Nespresso’dan dersler
Nespresso’nun bu muazzam hikayesinden, Türkiye’nin ekonomi yönetimine ve
büyük sermayesine hangi dersler çıkıyor?
Bir ülkenin ekonomisinin global rekabeti için kalıcı
çözüm, kitlesel üretimde değildir. Fasonculukta değildir. Taklitçilikte
değildir. En ucuza mal etmek ve en ucuza satmakta değildir. “Herşey dahil”
kafasında hiç değildir. Asıl çözüm, ekonominin her alanında global markalara
sahip olmaktadır.
Türkiye’nin birincil önceliği yaratıcı sınıfları ve
yaratıcı girişimleri desteklemek olmalıdır. Ülke ekonomisine yöneten siyasi
irade, asıl teşviki global marka yaratmakla ilgili çabalara vermelidir.
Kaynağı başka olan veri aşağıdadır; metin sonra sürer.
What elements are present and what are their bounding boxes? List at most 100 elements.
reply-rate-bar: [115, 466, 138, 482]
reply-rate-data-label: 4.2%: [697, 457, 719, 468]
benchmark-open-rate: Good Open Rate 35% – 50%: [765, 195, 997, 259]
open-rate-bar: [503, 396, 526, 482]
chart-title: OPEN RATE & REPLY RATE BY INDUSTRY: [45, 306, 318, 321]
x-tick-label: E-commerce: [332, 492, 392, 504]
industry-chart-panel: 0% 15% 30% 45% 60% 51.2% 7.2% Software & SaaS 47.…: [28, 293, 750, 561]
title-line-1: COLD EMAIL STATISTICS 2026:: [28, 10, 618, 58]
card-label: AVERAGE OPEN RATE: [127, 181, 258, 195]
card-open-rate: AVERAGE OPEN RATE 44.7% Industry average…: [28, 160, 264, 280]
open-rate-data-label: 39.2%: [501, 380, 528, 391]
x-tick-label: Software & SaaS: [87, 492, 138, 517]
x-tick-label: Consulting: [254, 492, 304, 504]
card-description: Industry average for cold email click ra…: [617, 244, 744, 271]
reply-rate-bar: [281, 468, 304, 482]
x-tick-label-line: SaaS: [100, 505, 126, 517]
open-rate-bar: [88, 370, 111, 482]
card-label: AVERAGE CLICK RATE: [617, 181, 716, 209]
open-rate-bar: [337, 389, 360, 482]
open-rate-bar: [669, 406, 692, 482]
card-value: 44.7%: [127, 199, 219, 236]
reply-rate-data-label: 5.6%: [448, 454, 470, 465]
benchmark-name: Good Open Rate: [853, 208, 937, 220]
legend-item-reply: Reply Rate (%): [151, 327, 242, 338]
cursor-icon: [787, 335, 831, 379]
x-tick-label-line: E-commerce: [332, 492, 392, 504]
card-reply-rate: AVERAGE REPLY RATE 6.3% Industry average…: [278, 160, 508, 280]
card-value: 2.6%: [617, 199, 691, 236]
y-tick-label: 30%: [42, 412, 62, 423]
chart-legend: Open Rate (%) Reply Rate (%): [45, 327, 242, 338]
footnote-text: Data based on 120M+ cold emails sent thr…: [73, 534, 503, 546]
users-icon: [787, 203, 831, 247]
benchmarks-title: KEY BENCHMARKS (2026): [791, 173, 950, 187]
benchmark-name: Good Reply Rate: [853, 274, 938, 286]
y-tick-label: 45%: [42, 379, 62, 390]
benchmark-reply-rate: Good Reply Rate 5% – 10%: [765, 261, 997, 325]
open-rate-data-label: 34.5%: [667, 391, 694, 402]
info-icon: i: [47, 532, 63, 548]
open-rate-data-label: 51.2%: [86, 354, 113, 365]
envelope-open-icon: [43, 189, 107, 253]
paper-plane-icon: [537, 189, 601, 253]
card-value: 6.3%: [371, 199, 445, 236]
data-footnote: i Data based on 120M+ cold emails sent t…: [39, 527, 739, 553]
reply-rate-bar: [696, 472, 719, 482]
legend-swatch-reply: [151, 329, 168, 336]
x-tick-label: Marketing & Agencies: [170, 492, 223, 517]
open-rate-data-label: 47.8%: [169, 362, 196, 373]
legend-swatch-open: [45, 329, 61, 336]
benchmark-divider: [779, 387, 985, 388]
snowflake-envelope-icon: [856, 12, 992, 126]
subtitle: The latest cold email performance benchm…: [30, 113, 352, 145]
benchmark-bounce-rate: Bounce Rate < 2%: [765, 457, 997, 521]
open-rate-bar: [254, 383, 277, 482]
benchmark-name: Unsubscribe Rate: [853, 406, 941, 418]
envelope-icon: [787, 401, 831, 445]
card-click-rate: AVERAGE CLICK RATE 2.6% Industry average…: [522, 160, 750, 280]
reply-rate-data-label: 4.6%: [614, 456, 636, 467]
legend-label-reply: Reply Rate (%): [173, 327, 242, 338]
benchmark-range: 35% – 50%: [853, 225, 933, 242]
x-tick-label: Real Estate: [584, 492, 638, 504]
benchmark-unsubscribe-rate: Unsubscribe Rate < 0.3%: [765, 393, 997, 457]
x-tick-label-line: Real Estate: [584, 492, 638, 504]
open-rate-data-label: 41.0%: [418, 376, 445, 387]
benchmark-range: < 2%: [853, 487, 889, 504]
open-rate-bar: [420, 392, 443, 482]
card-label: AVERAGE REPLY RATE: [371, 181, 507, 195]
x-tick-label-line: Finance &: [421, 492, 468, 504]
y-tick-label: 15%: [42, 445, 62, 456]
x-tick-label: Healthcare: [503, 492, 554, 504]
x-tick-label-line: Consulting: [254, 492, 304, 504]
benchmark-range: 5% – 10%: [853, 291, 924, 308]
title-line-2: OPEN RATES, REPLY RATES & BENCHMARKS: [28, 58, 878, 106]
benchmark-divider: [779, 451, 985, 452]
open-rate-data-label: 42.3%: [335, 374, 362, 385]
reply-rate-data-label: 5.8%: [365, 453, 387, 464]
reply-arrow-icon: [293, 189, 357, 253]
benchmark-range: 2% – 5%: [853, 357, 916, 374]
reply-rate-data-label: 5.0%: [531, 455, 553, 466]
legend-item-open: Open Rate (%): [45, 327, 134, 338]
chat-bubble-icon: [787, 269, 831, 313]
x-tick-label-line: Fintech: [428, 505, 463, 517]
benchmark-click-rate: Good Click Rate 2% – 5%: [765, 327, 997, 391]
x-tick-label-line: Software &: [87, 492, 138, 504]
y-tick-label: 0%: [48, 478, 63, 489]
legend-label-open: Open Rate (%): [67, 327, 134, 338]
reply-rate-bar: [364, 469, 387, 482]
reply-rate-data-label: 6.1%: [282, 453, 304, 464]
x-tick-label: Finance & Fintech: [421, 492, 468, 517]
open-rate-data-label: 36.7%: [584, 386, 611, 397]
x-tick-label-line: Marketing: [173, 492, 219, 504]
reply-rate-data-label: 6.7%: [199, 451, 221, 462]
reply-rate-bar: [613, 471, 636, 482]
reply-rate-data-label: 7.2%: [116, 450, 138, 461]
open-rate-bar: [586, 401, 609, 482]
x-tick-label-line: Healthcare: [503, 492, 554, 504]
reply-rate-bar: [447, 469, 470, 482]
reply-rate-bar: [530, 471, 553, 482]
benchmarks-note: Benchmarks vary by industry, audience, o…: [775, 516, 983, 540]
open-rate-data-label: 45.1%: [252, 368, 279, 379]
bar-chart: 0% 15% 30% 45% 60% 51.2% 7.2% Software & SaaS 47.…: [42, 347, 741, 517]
Büyük
sermaye temsilcileri kısa vadeli satış ve yatırımlara değil, uzun vadeli marka yaratma
çabalarına odaklanmalıdır.
Ülke siyaseti, aynen İkinci Dünya Savaşı’nda çıkan
Japonya örneğinde olduğu gibi, stratejik sektörleri ve stratejik grupları
seçilmeli ve global marka yaratmakla görevlendirmelidir. Turizmden kahveye,
tekstilden yazılıma, gıdadan otomotive…
Başka türlü her hangi bir makro yöneliş, 2100
yılında bile bizi dünyanın ilk 10 ekonomisinden biri yapamaz.